Firms that borrow from Genesis are hedge funds, quantitative trading firms, crypto exchanges, other crypto lenders, and crypto operating companies such as bitcoin ATM firms.
Re-mix
The lender is still seeing a flight away from U.S. dollar loans to bitcoin loans. Dollars loans made up 32% of the loan book, down from nearly 36.6% the previous quarter, and bitcoin’s share increased to 51.2%. The second-largest cryptocurrency represented in the loan book is ether (ETH), making up 7.4%.
Most of Genesis’ lending is directly affected by the spread between bitcoin’s spot and futures prices, Moro said. For example, a trader might borrow dollars to buy a futures contract as its premium over bitcoin’s spot price continues to rise.
But a period of low volatility in the spot price dampened interest in dollar loans that would normally be used for this kind of arbitrage, Moro said. Now, instead of borrowing greenbacks, traders are borrowing bitcoin to sell it short while going long futures in a crypto version of the classic Wall Street steepening curve strategy, said Ballensweig.
Ballensweig said he expects this dynamic to change in the third quarter as traders look to unwind futures trades. “Back in Q2 the traders were actually hoping for that premium to expand,” he said. “Now they’re saying, ‘okay, let’s take some of those profits and actually short the curve.’”
Trading holds steady
Despite decreased volatility in the spot market, Genesis’ trading volume increased by $1.25 billion to $5.25 billion in the second quarter. The majority of the trading volume was on over-the-counter trading desks with the rest being on exchanges.

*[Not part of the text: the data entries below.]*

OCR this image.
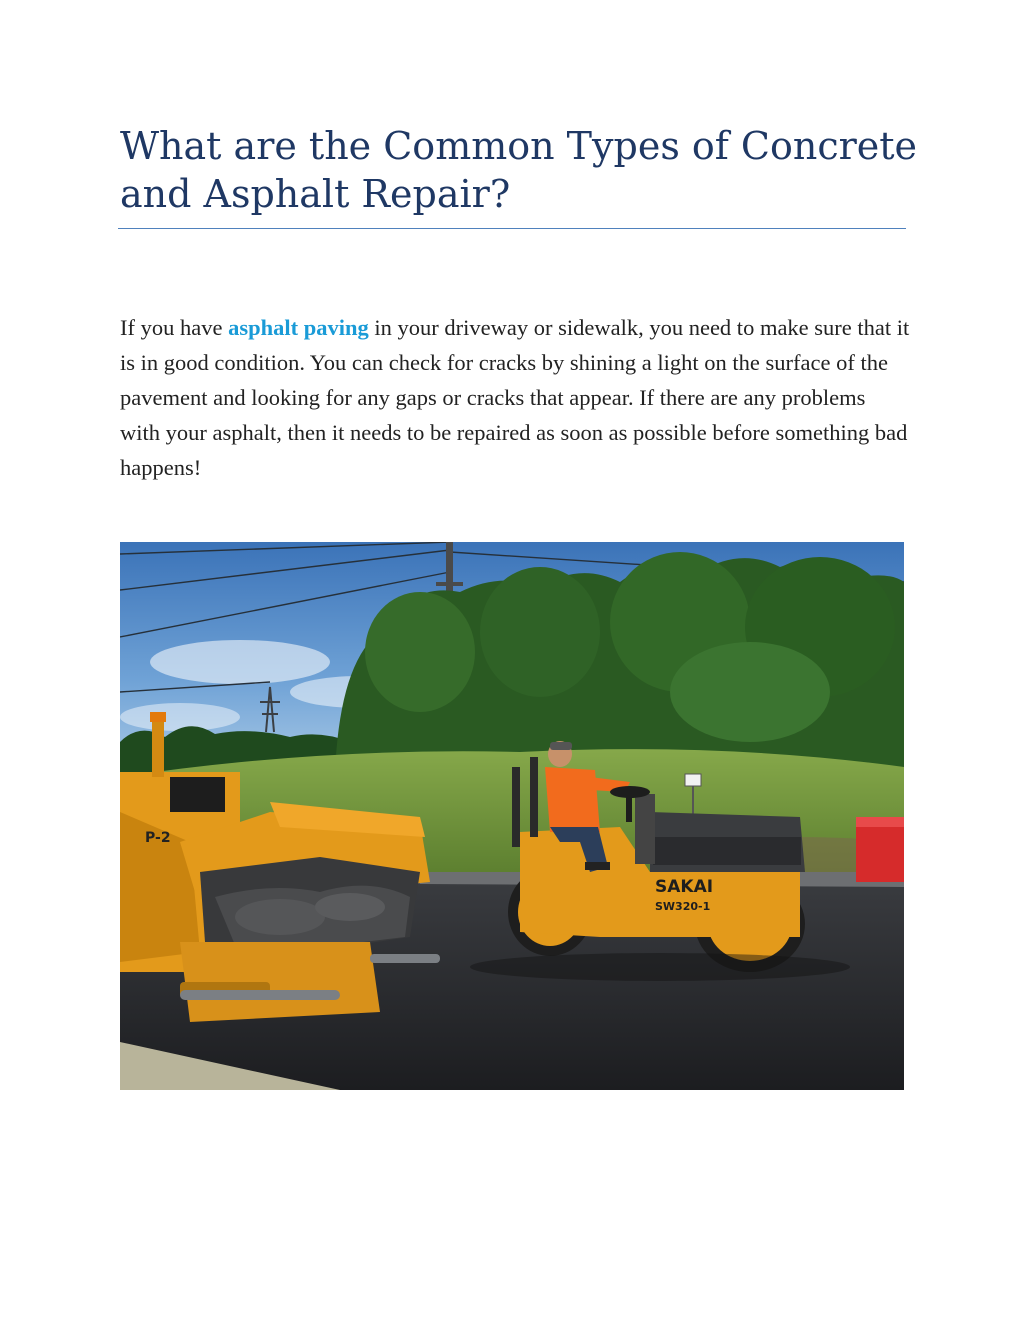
What are the Common Types of Concrete
and Asphalt Repair?

If you have asphalt paving in your driveway or sidewalk, you need to make sure that it is in good condition. You can check for cracks by shining a light on the surface of the pavement and looking for any gaps or cracks that appear. If there are any problems with your asphalt, then it needs to be repaired as soon as possible before something bad happens!

P-2
SAKAI
SW320-1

With its new derivatives trading desk introduced in May, the firm traded $400 million across forwards and options with nearly 50 active counterparties across 10 different assets. Around 67% of the trading volume was executed bilaterally while the remaining 33% was executed on exchanges. Roughly 80% of the volume has been concentrated in BTC to U.S. dollar trades, with ETH to USD trades and other major tokens making up the rest.
The firm is also hoping to introduce capital introduction for family offices that are looking for crypto hedge funds that have the strategies, fee structure and asset exposure to fit their investing needs in the fourth quarter 2020 as a part of its bid to become a prime broker.